Clone the repository and enter it:
git clone https://github.com/rvaldes/IPHOMED.git
cd IPHOMED
Create a conda environment with the included conda environment file.
conda env create -n iphomed -f iphomed.yml
Modify the config.yml file to include all the databases required for the analysis, including:
- Bowtie databases (Human and mouse databases)
- Pre-built databases are available at https://benlangmead.github.io/aws-indexes/bowtie
- Kraken/Bracken microbiome database
- Pre-built databases are available at https://ccb.jhu.edu/software/kraken2/index.shtml?t=downloads
- It is highly recommended to include human and mouse genomes in the database.
- Host proteomes (Human and mouse fasta files)
- Reference proteomes are available at https://www.uniprot.org/proteomes/
- cRAP protein sequences (fasta format)
- Available at https://www.thegpm.org/crap/
- Dietary proteome (refined IPHOMED database)
- IPHOMED installation folder
- Metamorpheus (CMD.dll) path.
- Locate it in your IPHOMED conda environment folder.
Memory, threads and queues of all rules can be modified in the Snakefile to optimize the resources of your server.
Copy the Snakefile and config.yml in your working directory.

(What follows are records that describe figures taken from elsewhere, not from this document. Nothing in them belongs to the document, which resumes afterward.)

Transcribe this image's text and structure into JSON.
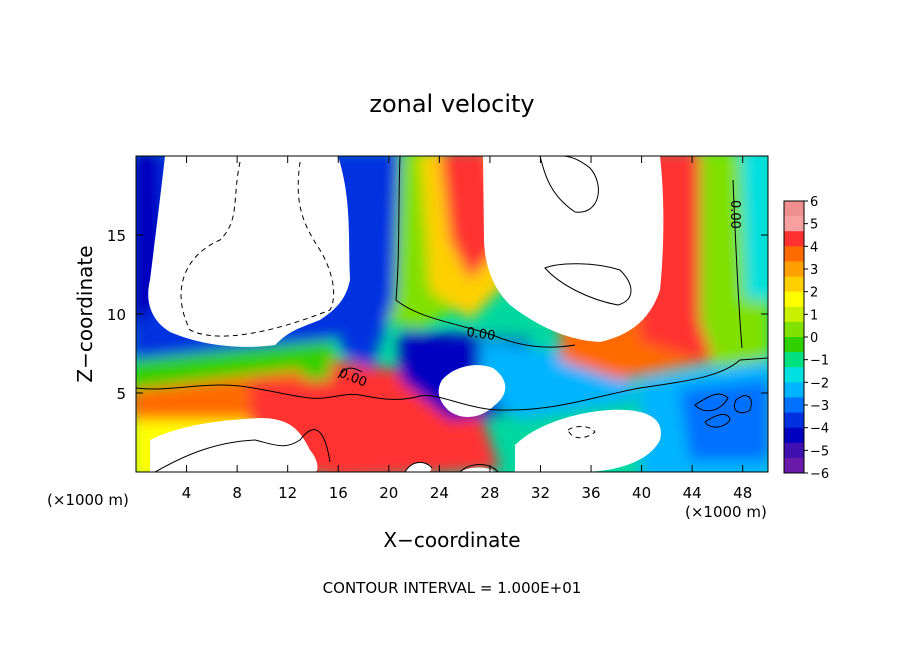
{
  "chart_data": {
    "type": "heatmap",
    "title": "zonal velocity",
    "xlabel": "X−coordinate",
    "ylabel": "Z−coordinate",
    "x_unit_left": "(×1000 m)",
    "x_unit_right": "(×1000 m)",
    "xlim": [
      0,
      50
    ],
    "ylim": [
      0,
      20
    ],
    "x_ticks": [
      4,
      8,
      12,
      16,
      20,
      24,
      28,
      32,
      36,
      40,
      44,
      48
    ],
    "y_ticks": [
      5,
      10,
      15
    ],
    "footer": "CONTOUR INTERVAL = 1.000E+01",
    "contour_labels": [
      "0.00",
      "0.00",
      "0.00"
    ],
    "colorbar": {
      "range": [
        -6,
        6
      ],
      "ticks": [
        6,
        5,
        4,
        3,
        2,
        1,
        0,
        -1,
        -2,
        -3,
        -4,
        -5,
        -6
      ],
      "colors": [
        "#f08f8f",
        "#f8a0a0",
        "#ff3030",
        "#ff6a00",
        "#ffa000",
        "#ffd000",
        "#ffff00",
        "#c8f000",
        "#80e000",
        "#30d000",
        "#00e080",
        "#00e0e0",
        "#00b4ff",
        "#0070ff",
        "#0030e0",
        "#0000c0",
        "#4010b0",
        "#6a1aa8"
      ]
    }
  }
}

Modify the config.yml file according to the details of your analysis:
- PAIRED: True/False. Single/paired-end sequencing configuration.
- HOST: HUMAN/MOUSE. Define the host in your experiment.
- SUB_DEPTH: subsampling depth for shotgun metagenomics analysis
The working directory must have the following structure:
|- Snakefile
|- config.yml
|- samples.txt
|- FASTQs/
|- *_R[12]_001.fastq.gz
|- mzML/
|- *mzML
|- ExperimentalDesign.tsv
Create the samples.txt, including the sample names "[Sample]_R1_001.fastq.gz" of all FASTQ files in FASTQs folder (shotgun metagenomics data)
SampleA |
SampleB |
... |
Create the ExperimentalDesign.tsv (in the mzML folder), including the information on the proteomics data. Example:
FileName | Condition | Biorep | Fraction | Techrep |
---|---|---|---|---|
SampleA.mzML | Group_A | 1 | 1 | 1 |
SampleB.mzML | Group_A | 2 | 1 | 1 |
SampleC.mzML | Group_B | 1 | 1 | 1 |
SampleD.mzML | Group_B | 2 | 1 | 1 |
... | ... | ... | ... | ... |
Activate the IPHOMED conda environment:
conda activate iphomed
Finally, run the command (adjust the parameters according to your cluster):
snakemake
The output iphomed folder will contain the following files:
- host.proteins.tsv: host proteins detected by IPHOMED.
- bacteria.proteins.tsv: bacterial proteins detected by IPHOMED.
- diet.proteins.tsv: dietary proteins detected by IPHOMED without quality filtering.
- diet.proteins.filtered.tsv: high-quality dietary proteins detected after IPHOMED refinement.
- diet.proteins.filtered.bySample.tsv: high-quality dietary proteins detected in each sample independently.